Des chercheurs de l’université Zhejiang et d’Alibaba ont mis au point un cadre baptisé Memp, destiné à doter les agents intelligents d’une mémoire procédurale dynamique. Cette innovation permet aux modèles de langage de capitaliser sur leurs expériences passées, d’éviter les redondances et d’améliorer leur efficacité dans l’exécution de tâches complexes.
Les modèles de langage ne disposent pas d’une mémoire permanente. Leur horizon se limite à la fenêtre contextuelle : un espace où s’empilent le prompt maître, le prompt principal et les instructions échangées au fil du dialogue. Une fois cette fenêtre saturée, les informations les plus anciennes sont oubliées ou résumées, ce qui provoque une perte de continuité. Dans ce schéma, chaque nouvelle tâche est traitée comme inédite, même si l’agent l’a déjà accomplie. Résultat : des explorations répétitives, des erreurs récurrentes et une consommation excessive de ressources. Cette incapacité à engranger des compétences procédurales stables constitue le frein majeur à l’efficacité des agents actuels.
Memp propose de dépasser cette limite en introduisant une mémoire procédurale externe et durable. Inspiré des sciences cognitives, le cadre organise cette mémoire autour de trois opérations : la construction (distillation de trajectoires réussies en scripts ou en pas à pas détaillés), le rappel (retrouver la procédure la plus pertinente pour une tâche analogue) et la mise à jour (corriger, oublier ou remplacer à la lumière de l’expérience). Ce cycle transforme la répétition en apprentissage cumulatif et dote l’agent d’un capital procédural réutilisable au-delà de sa fenêtre contextuelle.
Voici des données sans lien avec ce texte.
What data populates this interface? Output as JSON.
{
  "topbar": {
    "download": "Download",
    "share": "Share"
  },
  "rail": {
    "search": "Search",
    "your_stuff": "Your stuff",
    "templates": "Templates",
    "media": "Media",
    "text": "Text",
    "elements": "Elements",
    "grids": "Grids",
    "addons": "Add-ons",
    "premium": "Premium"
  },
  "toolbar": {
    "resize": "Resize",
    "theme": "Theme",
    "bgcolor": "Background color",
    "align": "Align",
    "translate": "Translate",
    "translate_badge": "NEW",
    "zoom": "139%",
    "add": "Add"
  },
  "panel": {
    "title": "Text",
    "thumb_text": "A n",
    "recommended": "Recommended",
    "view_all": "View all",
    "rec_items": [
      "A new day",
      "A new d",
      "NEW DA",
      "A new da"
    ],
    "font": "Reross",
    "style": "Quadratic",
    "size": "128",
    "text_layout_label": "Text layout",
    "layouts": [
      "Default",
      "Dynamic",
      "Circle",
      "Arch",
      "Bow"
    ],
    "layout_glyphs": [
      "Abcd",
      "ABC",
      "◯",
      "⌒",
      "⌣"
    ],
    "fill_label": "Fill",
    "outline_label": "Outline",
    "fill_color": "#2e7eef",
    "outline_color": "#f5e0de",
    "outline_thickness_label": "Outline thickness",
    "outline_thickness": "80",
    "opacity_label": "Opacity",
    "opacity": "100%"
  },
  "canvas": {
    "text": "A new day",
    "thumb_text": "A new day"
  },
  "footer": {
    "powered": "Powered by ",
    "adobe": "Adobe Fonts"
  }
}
Des gains mesurables en efficacité et en transférabilité
Les chercheurs démontrent que cette approche permet de constituer une bibliothèque vivante, ajustée en continu. Plutôt que de s’appuyer sur des prompts figés ou sur une mémoire entremêlée aux paramètres du modèle, Memp fait de la mémoire procédurale un objet autonome, révisable et transmissible. Cette modularité change la nature de l’entraînement et rapproche les agents d’une véritable auto-amélioration.
Les tests réalisés sur deux environnements de référence, ALFWorld (tâches domestiques multi-étapes) et TravelPlanner (planification sous contraintes), confirment l’intérêt du dispositif. Avec mémoire procédurale, les agents augmentent leur taux de réussite tout en réduisant de près de 50 % le nombre d’étapes nécessaires. Le gain est double : efficacité opérationnelle et économie de jetons. Memp introduit aussi des stratégies de mise à jour plus sophistiquées que le simple ajout de trajectoires : validation, ajustement par correction d’erreur, ou suppression dynamique des séquences obsolètes.
Un autre apport majeur tient à la transférabilité : une mémoire procédurale construite avec un modèle de pointe comme GPT-4o peut être utilisée par un modèle plus léger comme Qwen2.5-72B, avec à la clé des hausses de performance notables (jusqu’à 5 points de réussite supplémentaires sur TravelPlanner, réduction de la longueur des trajectoires). Cette capacité de migration ouvre la perspective d’un entraînement coûteux centralisé suivi d’une exécution allégée, plus accessible aux entreprises.
Vers un marché de la mémoire procédurale des agents
L’intérêt de Memp dépasse la seule recherche. Dans l’industrie, la constitution de bibliothèques de procédures apprises pourrait devenir un actif stratégique au même titre que les données. Des secteurs comme l’automatisation des processus (RPA), la gestion d’ERP ou l’assistance aux opérations IT gagneraient en fiabilité et en vitesse grâce à des agents capables d’exploiter un capital procédural accumulé. La question de la gouvernance émerge également : savoir quelles procédures retenir, comment corriger les erreurs, ou encore quand « oublier » pour rester conforme aux réglementations sur la traçabilité.
En créant les conditions d’agents auto-améliorants, Memp esquisse une étape clé dans l’évolution de l’intelligence artificielle appliquée. La mémoire procédurale pourrait bientôt devenir un marché en soi, où se négocient des scénarios prêts à l’emploi et transférables entre systèmes. Pour les entreprises, c’est la promesse d’agents plus efficaces, plus robustes et moins coûteux à opérer.